What I Noticed in the Quiet

First of all, I missed my family. That part was constant. At first it was the sense of absence. No shoes by the door, no one moving through the kitchen, the house itself seeming paused. Later it became more physical, like an ache that showed up in the evenings and then passed. Sometimes I talked aloud just to make a sound. Not because I was afraid of the silence, but because I had grown used to my voice being one among others.
I spent five weeks at our beach house in Ocean City, and just about three of those weeks alone. I was alone the first week, had ten to twelve eighteen-year-olds with me the second, then alone again for two more, before the family rejoined me at the end. For most of that time I kept my usual hours, sitting at the same table each morning with my coffee and laptop, answering emails, writing scripts, and joining meetings. During the final week, I took off completely. No work, no car, no plans. I stayed at the house or walked. If I needed something, I walked to get it. Groceries came by Instacart and were left on the porch.
Without a car the days narrowed. Not in a way that felt limiting, but in a way that made everything closer and more deliberate. I didn’t leave unless I had to, and I rarely had to. I walked at least once a day, sometimes twice. Mornings to the ocean, evenings by the bay, watching the the sun set.
I set out to change how I ate. Clean, unprocessed foods. Water with lemon. No snacks, no late meals. I ate early and logged everything in an app, not as a discipline, but as a way of seeing.

Most nights I read. Books I had started and stopped, now picked up again. I read chapter by chapter on my Kindle, highlighting as I went. Later those highlights would show up in Readwise, but at the moment I was just reading. Sometimes I sat for hours and didn’t move.
I did not sleep well. That surprised me. I thought the quiet would help, but I woke often around two or three in the morning and stayed awake for longer than I wanted. I would lie in the dark listening to the fan overhead, aware of my back and the way it ached, unable to detach from it. I wasn’t worried about anything. I just couldn’t rest. I wasn’t fully awake, but I wasn’t asleep either.

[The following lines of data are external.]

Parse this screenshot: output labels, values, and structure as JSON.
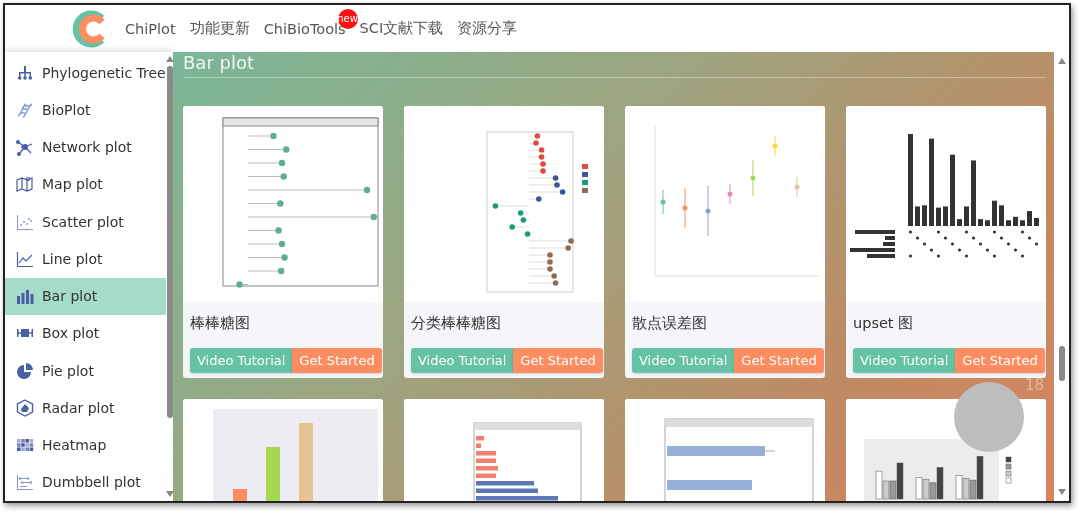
{
  "nav": {
    "items": [
      {
        "label": "ChiPlot"
      },
      {
        "label": "功能更新"
      },
      {
        "label": "ChiBioTools",
        "badge": "new"
      },
      {
        "label": "SCI文献下载"
      },
      {
        "label": "资源分享"
      }
    ]
  },
  "sidebar": {
    "items": [
      {
        "label": "Phylogenetic Tree",
        "selected": false
      },
      {
        "label": "BioPlot",
        "selected": false
      },
      {
        "label": "Network plot",
        "selected": false
      },
      {
        "label": "Map plot",
        "selected": false
      },
      {
        "label": "Scatter plot",
        "selected": false
      },
      {
        "label": "Line plot",
        "selected": false
      },
      {
        "label": "Bar plot",
        "selected": true
      },
      {
        "label": "Box plot",
        "selected": false
      },
      {
        "label": "Pie plot",
        "selected": false
      },
      {
        "label": "Radar plot",
        "selected": false
      },
      {
        "label": "Heatmap",
        "selected": false
      },
      {
        "label": "Dumbbell plot",
        "selected": false
      }
    ]
  },
  "section": {
    "title": "Bar plot"
  },
  "cards": [
    {
      "kind": "lollipop",
      "title": "棒棒糖图",
      "buttons": [
        "Video Tutorial",
        "Get Started"
      ]
    },
    {
      "kind": "grouped-lollipop",
      "title": "分类棒棒糖图",
      "buttons": [
        "Video Tutorial",
        "Get Started"
      ]
    },
    {
      "kind": "errorbar",
      "title": "散点误差图",
      "buttons": [
        "Video Tutorial",
        "Get Started"
      ]
    },
    {
      "kind": "upset",
      "title": "upset 图",
      "buttons": [
        "Video Tutorial",
        "Get Started"
      ]
    },
    {
      "kind": "bar"
    },
    {
      "kind": "hbar"
    },
    {
      "kind": "hbar-error"
    },
    {
      "kind": "grouped-bar"
    }
  ],
  "floating_widget": {
    "count": "18"
  }
}
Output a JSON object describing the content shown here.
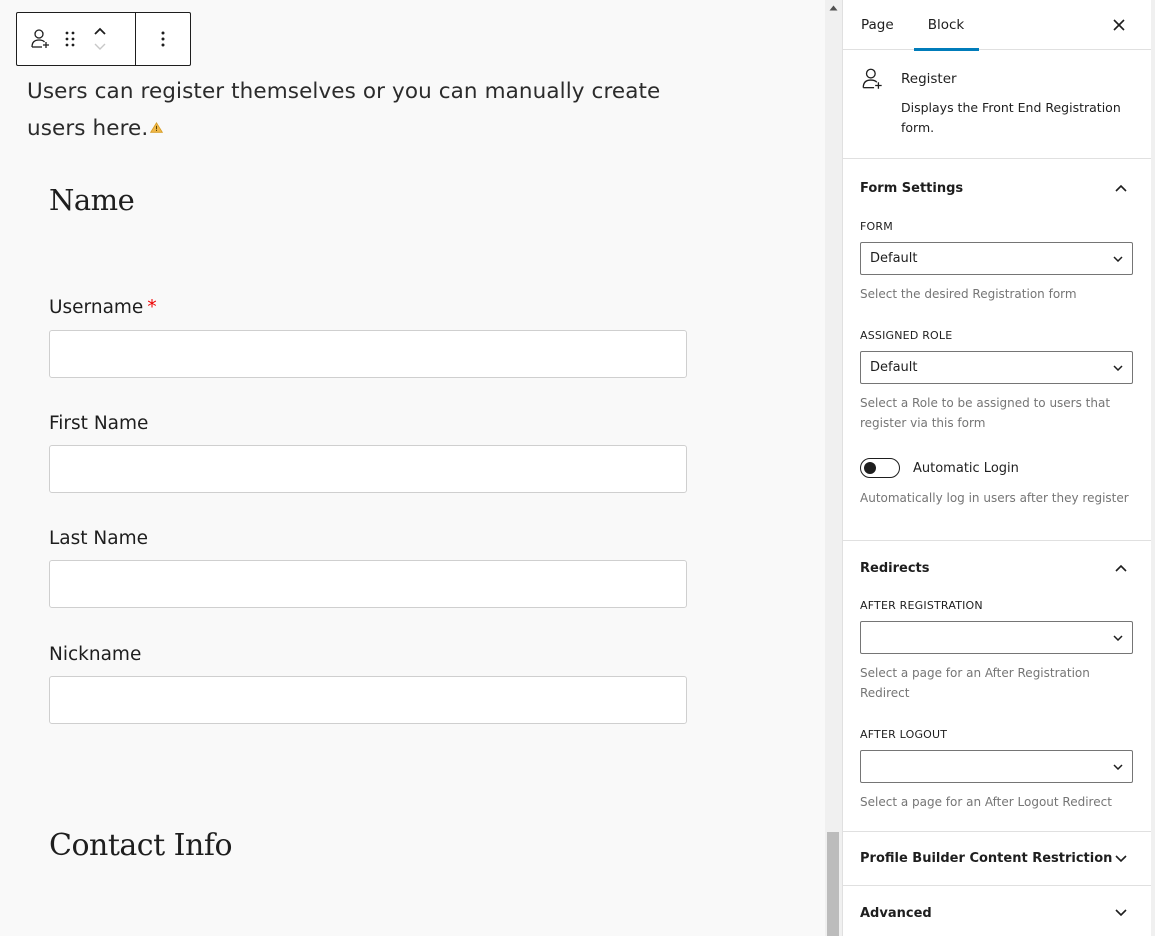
{
  "toolbar": {
    "block_type_icon": "user-plus-icon",
    "drag_icon": "drag-handle-icon",
    "move_up_icon": "chevron-up-icon",
    "move_down_icon": "chevron-down-icon",
    "options_icon": "more-vertical-icon"
  },
  "canvas": {
    "intro_text": "Users can register themselves or you can manually create users here.",
    "warning_icon": "warning-triangle-icon",
    "heading_name": "Name",
    "fields": [
      {
        "label": "Username",
        "required": true,
        "required_mark": "*",
        "value": ""
      },
      {
        "label": "First Name",
        "required": false,
        "value": ""
      },
      {
        "label": "Last Name",
        "required": false,
        "value": ""
      },
      {
        "label": "Nickname",
        "required": false,
        "value": ""
      }
    ],
    "heading_contact": "Contact Info"
  },
  "sidebar": {
    "tabs": [
      {
        "label": "Page",
        "active": false
      },
      {
        "label": "Block",
        "active": true
      }
    ],
    "close_icon": "close-icon",
    "block": {
      "icon": "user-plus-icon",
      "title": "Register",
      "description": "Displays the Front End Registration form."
    },
    "form_settings": {
      "title": "Form Settings",
      "expanded": true,
      "form_label": "FORM",
      "form_value": "Default",
      "form_help": "Select the desired Registration form",
      "role_label": "ASSIGNED ROLE",
      "role_value": "Default",
      "role_help": "Select a Role to be assigned to users that register via this form",
      "auto_login_label": "Automatic Login",
      "auto_login_enabled": false,
      "auto_login_help": "Automatically log in users after they register"
    },
    "redirects": {
      "title": "Redirects",
      "expanded": true,
      "after_registration_label": "AFTER REGISTRATION",
      "after_registration_value": "",
      "after_registration_help": "Select a page for an After Registration Redirect",
      "after_logout_label": "AFTER LOGOUT",
      "after_logout_value": "",
      "after_logout_help": "Select a page for an After Logout Redirect"
    },
    "content_restriction": {
      "title": "Profile Builder Content Restriction",
      "expanded": false
    },
    "advanced": {
      "title": "Advanced",
      "expanded": false
    }
  },
  "colors": {
    "accent": "#007cba",
    "required": "#e00000",
    "warning": "#f0b849"
  }
}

The days were all the same, and that became the point. I kept the house clean. I kept myself clean. I walked, I ate, I read. I sat on the back patio or rocked on the front porch. The routines didn’t change much. They didn’t need to.
Certain habits became more visible. I reached for my phone more often than I realized. I refreshed the same sites, circled the same loops. I also noticed how still things felt when I sat down to eat without a screen or a voice or a sound. Just the plate, the food, and the room. Not every meal was like that. But enough were.
Now that I’m home again, back inside the shared rhythms of a full house, I’m not trying to hold onto those three weeks. They’re finished. But something in me settled during that time. I walk more now. I pause more before turning something on. I think more about the time and what it’s for.
It wasn’t a transformation. It was just a stretch of time where I could hear things more clearly. Mostly myself.